Le jeu, véritable antagoniste. On le sait, les italiens peuvent vraiment être féroces (voir « Affreux, Sales et Méchants », Ettore Scola, 1976). Ici, Comencini semble condamner toutes les facettes du jeu. En premier lieu, la manière dont le jeu divise les humains au lieu de les unir :
Antonia, pleine de haine contre son mari, responsable de leur perte, jouera la dernière partie avec celui qui est prédisposé à devenir son amant
. Puis est dénoncé l'aspect addictif du jeu d'argent. Comme il est montré dans le film, le jeu engloutit à la fois les perdants (qui veulent se racheter) et les gagnants (qui veulent continuer à gagner). A ce titre, la meilleure scène du film en est un exemple probant :
dans l'une des dernières parties de cartes, les rôles s'inversent, les pauvres remportent les millions et ne peuvent s'arrêter de jouer (alors qu'ils sont condamnés à perdre face à l'immense fortune de la Comtesse), à l'inverse la Comtesse continue à jouer pour récupérer une somme qui, finalement, est assez dérisoire pour elle
. Le jeu engloutit même ceux qui ne jouent pas, comme les autres habitants du bidonville, scotchés à la partie, en espérant que la vieille soit dépouillée de son fric (pour pouvoir profiter de l'argent gagné par Antonia et Peppino).

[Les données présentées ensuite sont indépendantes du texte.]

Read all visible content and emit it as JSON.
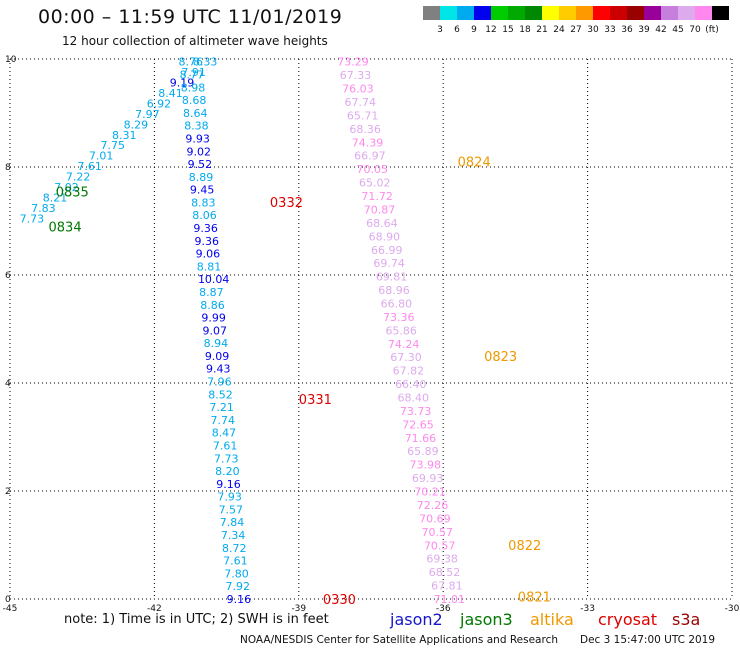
{
  "header": {
    "title": "00:00 – 11:59 UTC 11/01/2019",
    "subtitle": "12 hour collection of altimeter wave heights"
  },
  "colorbar": {
    "colors": [
      "#808080",
      "#00e5e5",
      "#00aaee",
      "#0000ee",
      "#00cc00",
      "#00aa00",
      "#008800",
      "#ffff00",
      "#ffcc00",
      "#ff9900",
      "#ff0000",
      "#cc0000",
      "#990000",
      "#990099",
      "#c77fdd",
      "#ddaaee",
      "#ff88ee",
      "#000000"
    ],
    "labels": [
      "3",
      "6",
      "9",
      "12",
      "15",
      "18",
      "21",
      "24",
      "27",
      "30",
      "33",
      "36",
      "39",
      "42",
      "45",
      "70",
      "(ft)"
    ]
  },
  "footer": {
    "note": "note:  1) Time is in UTC;  2) SWH is in feet",
    "credit": "NOAA/NESDIS Center for Satellite Applications and Research",
    "timestamp": "Dec  3 15:47:00 UTC 2019",
    "legend": [
      {
        "name": "jason2",
        "color": "#1515cc"
      },
      {
        "name": "jason3",
        "color": "#007700"
      },
      {
        "name": "altika",
        "color": "#ee9900"
      },
      {
        "name": "cryosat",
        "color": "#dd0000"
      },
      {
        "name": "s3a",
        "color": "#990000"
      }
    ]
  },
  "chart_data": {
    "type": "scatter",
    "xlim": [
      -45,
      -30
    ],
    "ylim": [
      0,
      10
    ],
    "xticks": [
      "-45",
      "-42",
      "-39",
      "-36",
      "-33",
      "-30"
    ],
    "yticks": [
      "0",
      "2",
      "4",
      "6",
      "8",
      "10"
    ],
    "grid": true,
    "tracks": [
      {
        "satellite": "jason3",
        "start": [
          -41.2,
          9.95
        ],
        "end": [
          -44.8,
          7.05
        ],
        "values": [
          "8.33",
          "7.91",
          "9.19",
          "8.41",
          "6.92",
          "7.97",
          "8.29",
          "8.31",
          "7.75",
          "7.01",
          "7.61",
          "7.22",
          "7.02",
          "8.21",
          "7.83",
          "7.73"
        ]
      },
      {
        "satellite": "cryosat",
        "start": [
          -41.5,
          9.95
        ],
        "end": [
          -40.5,
          0.0
        ],
        "values": [
          "8.76",
          "8.77",
          "8.98",
          "8.68",
          "8.64",
          "8.38",
          "9.93",
          "9.02",
          "9.52",
          "8.89",
          "9.45",
          "8.83",
          "8.06",
          "9.36",
          "9.36",
          "9.06",
          "8.81",
          "10.04",
          "8.87",
          "8.86",
          "9.99",
          "9.07",
          "8.94",
          "9.09",
          "9.43",
          "7.96",
          "8.52",
          "7.21",
          "7.74",
          "8.47",
          "7.61",
          "7.73",
          "8.20",
          "9.16",
          "7.93",
          "7.57",
          "7.84",
          "7.34",
          "8.72",
          "7.61",
          "7.80",
          "7.92",
          "9.16"
        ]
      },
      {
        "satellite": "altika",
        "start": [
          -38.2,
          9.95
        ],
        "end": [
          -36.2,
          0.0
        ],
        "values": [
          "73.29",
          "67.33",
          "76.03",
          "67.74",
          "65.71",
          "68.36",
          "74.39",
          "66.97",
          "70.05",
          "65.02",
          "71.72",
          "70.87",
          "68.64",
          "68.90",
          "66.99",
          "69.74",
          "69.81",
          "68.96",
          "66.80",
          "73.36",
          "65.86",
          "74.24",
          "67.30",
          "67.82",
          "66.40",
          "68.40",
          "73.73",
          "72.65",
          "71.66",
          "65.89",
          "73.98",
          "69.93",
          "70.21",
          "72.26",
          "70.69",
          "70.57",
          "70.57",
          "69.38",
          "68.52",
          "67.81",
          "71.01"
        ]
      }
    ],
    "time_labels": [
      {
        "text": "0835",
        "satellite": "jason3",
        "x": -44.05,
        "y": 7.55
      },
      {
        "text": "0834",
        "satellite": "jason3",
        "x": -44.2,
        "y": 6.9
      },
      {
        "text": "0332",
        "satellite": "cryosat",
        "x": -39.6,
        "y": 7.35
      },
      {
        "text": "0331",
        "satellite": "cryosat",
        "x": -39.0,
        "y": 3.7
      },
      {
        "text": "0330",
        "satellite": "cryosat",
        "x": -38.5,
        "y": 0.0
      },
      {
        "text": "0824",
        "satellite": "altika",
        "x": -35.7,
        "y": 8.1
      },
      {
        "text": "0823",
        "satellite": "altika",
        "x": -35.15,
        "y": 4.5
      },
      {
        "text": "0822",
        "satellite": "altika",
        "x": -34.65,
        "y": 1.0
      },
      {
        "text": "0821",
        "satellite": "altika",
        "x": -34.45,
        "y": 0.05
      }
    ]
  }
}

Il engloutit enfin le spectateur qui se retrouve complètement pris par ces faces-à-faces, où les mises sont doublées à chaque partie. Enfin, est montré la vacuité du jeu, quand ce dernier n'est tout simplement pas destructeur pour l'Homme. La fin du film ne pourrait être plus claire :
les pauvres ont failli (et c'est ce « failli » qui rend affreux le jeu) obtenir une véritable fortune. Quant à la riche Comtesse, en plus de mettre sa vie en danger,elle se livrera à un dernier jeu, inutile et malfaisant, qu'elle paiera cher
...
« L'argent de la vieille » est en définitif un véritable chef-d'oeuvre. Peu de comique (de mon point de vue) mais une attaque pure et simple des jeux d'argent qui pervertit, détruit l'Homme et surtout où la victoire est éphémère. J'ose aller plus loin en disant que nous sommes devant un chef-d'oeuvre du film policier, avec suspense, retournement de situation et aussi, véritable gourmandise, une fin surprenante (qu'il est possible de prévoir, avec un peu de vigilance).